Don’t write all data at once - Instead, write data in chunks (ideally) or individually (if needed, or if performance isn’t a concern). For couch, use IterDB, iter_update, or db.bulk_save. For SQL, use django_bulk_update. Remember though that these bulk options won’t call the save() method of your model, so be sure to check for any relevant side effects or signals that happen there and either trigger them manually or use individual saves in this instance.

Don’t hold all data in memory - Since you’re submitting in chunks anyways, consider writing your changes in chunks as you iterate through them, rather than saving them all up and submitting at the end.

Don’t write from elasticsearch - It’s sometimes necessary to use ES to find the data that needs to be modified, but you should only return the ids of the objects you need, then pull the full objects from their primary database before modifying and writing.
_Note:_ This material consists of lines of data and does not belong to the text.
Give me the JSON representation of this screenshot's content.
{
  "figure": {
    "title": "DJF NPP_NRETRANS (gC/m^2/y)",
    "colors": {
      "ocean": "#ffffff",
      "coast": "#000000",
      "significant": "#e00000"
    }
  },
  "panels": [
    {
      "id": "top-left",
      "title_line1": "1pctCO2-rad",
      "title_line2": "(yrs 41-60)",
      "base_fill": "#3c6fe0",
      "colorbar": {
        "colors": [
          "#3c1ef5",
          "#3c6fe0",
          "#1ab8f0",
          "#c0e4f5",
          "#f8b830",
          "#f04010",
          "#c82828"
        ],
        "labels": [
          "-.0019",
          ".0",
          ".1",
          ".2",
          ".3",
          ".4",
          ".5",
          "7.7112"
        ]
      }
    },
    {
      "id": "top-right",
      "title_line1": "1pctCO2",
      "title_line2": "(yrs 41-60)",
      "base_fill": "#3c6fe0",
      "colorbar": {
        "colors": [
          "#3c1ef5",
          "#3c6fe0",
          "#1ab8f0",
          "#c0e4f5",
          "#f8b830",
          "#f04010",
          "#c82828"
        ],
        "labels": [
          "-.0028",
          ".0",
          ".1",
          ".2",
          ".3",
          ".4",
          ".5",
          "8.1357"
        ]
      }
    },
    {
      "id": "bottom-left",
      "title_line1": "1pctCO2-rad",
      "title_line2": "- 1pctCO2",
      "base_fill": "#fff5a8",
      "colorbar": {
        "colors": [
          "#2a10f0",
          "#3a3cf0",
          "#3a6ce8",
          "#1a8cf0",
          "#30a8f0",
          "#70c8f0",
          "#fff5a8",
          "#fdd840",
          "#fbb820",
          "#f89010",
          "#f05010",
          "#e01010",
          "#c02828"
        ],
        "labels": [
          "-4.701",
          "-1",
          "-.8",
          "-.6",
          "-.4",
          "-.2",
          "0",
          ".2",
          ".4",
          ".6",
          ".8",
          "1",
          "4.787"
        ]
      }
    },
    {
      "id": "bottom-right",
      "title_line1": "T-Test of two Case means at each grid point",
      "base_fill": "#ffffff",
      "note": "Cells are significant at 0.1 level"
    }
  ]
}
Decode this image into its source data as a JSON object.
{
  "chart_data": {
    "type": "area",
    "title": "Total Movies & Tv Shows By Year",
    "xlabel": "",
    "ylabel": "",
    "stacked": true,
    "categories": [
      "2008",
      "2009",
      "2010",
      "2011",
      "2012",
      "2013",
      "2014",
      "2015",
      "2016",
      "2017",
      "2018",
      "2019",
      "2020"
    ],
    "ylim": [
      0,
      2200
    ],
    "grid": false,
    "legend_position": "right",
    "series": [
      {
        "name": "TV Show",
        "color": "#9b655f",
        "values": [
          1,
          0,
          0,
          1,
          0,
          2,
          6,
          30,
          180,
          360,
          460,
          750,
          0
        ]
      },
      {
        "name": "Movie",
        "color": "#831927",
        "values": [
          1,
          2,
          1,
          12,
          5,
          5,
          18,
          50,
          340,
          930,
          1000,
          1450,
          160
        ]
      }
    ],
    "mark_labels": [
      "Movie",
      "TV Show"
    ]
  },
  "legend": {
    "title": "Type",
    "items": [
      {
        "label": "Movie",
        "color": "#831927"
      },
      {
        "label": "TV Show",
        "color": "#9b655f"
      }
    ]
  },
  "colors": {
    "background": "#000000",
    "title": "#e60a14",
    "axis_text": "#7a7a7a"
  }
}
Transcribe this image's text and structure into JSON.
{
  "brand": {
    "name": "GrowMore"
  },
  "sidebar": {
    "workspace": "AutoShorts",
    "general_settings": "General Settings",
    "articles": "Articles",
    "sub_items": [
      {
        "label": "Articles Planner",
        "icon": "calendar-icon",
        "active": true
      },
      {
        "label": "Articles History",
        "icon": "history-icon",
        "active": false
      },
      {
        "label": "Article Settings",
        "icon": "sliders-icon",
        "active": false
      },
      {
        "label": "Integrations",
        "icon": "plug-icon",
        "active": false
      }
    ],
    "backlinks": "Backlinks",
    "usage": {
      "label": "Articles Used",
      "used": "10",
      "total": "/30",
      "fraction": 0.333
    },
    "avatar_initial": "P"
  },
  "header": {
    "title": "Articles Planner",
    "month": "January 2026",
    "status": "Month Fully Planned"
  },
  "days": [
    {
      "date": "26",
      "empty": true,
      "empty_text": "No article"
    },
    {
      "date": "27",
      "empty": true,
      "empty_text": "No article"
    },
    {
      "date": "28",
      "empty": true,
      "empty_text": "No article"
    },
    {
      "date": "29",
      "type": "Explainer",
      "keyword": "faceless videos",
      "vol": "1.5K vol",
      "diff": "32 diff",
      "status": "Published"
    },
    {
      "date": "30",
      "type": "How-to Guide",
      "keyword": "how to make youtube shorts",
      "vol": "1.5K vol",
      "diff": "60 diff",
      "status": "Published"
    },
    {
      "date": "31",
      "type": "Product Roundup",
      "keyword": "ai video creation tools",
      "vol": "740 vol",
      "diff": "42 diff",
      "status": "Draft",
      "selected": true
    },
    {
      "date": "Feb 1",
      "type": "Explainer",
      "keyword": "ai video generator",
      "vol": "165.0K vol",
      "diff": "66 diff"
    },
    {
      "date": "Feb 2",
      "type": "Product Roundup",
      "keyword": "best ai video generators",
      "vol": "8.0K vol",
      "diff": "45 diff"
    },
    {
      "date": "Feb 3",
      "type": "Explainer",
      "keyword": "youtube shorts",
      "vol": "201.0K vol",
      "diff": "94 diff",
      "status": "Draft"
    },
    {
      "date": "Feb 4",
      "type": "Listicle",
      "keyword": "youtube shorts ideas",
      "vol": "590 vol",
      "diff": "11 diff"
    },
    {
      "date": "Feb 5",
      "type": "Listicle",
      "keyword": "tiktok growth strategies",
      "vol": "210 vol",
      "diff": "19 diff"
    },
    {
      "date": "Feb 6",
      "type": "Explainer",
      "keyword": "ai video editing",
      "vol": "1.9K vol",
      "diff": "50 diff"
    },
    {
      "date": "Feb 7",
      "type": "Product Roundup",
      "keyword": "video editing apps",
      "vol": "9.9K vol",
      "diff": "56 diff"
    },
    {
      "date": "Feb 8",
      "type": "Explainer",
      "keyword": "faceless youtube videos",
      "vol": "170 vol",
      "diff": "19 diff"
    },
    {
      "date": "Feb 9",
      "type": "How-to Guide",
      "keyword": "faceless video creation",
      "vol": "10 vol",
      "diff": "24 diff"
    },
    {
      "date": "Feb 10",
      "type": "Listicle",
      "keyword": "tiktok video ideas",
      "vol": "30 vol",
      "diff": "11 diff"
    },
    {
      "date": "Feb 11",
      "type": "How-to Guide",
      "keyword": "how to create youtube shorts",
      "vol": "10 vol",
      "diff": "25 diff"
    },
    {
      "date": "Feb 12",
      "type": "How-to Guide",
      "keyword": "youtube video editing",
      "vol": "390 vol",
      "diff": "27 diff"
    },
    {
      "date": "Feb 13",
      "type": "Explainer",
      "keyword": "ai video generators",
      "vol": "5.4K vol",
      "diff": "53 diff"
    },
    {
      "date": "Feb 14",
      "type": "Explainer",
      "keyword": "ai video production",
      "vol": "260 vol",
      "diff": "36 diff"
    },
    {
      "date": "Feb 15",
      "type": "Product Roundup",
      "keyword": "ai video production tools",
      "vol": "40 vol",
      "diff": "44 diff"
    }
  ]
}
Check your assumptions - Consider what could go wrong and encode your assumptions about the state of the world. Eg: if you expect a field to be blank, check that it is before overwriting. Consider what would happen if your migration were killed in the middle - would that leave data in a bad state? Would the migration need to redo work when run again? Couch data in particular, since it’s less structured than SQL, can contain surprising data, especially in old documents.

Only run migrations when needed - All historical migrations are run whenever a new environment is set up. This means your migrations will be run in every future test run and in every future new production or development environment. If your migration is only relevant to environments that already have data in the old format, decorate it with @skip_on_fresh_install so that it is a noop for new environments.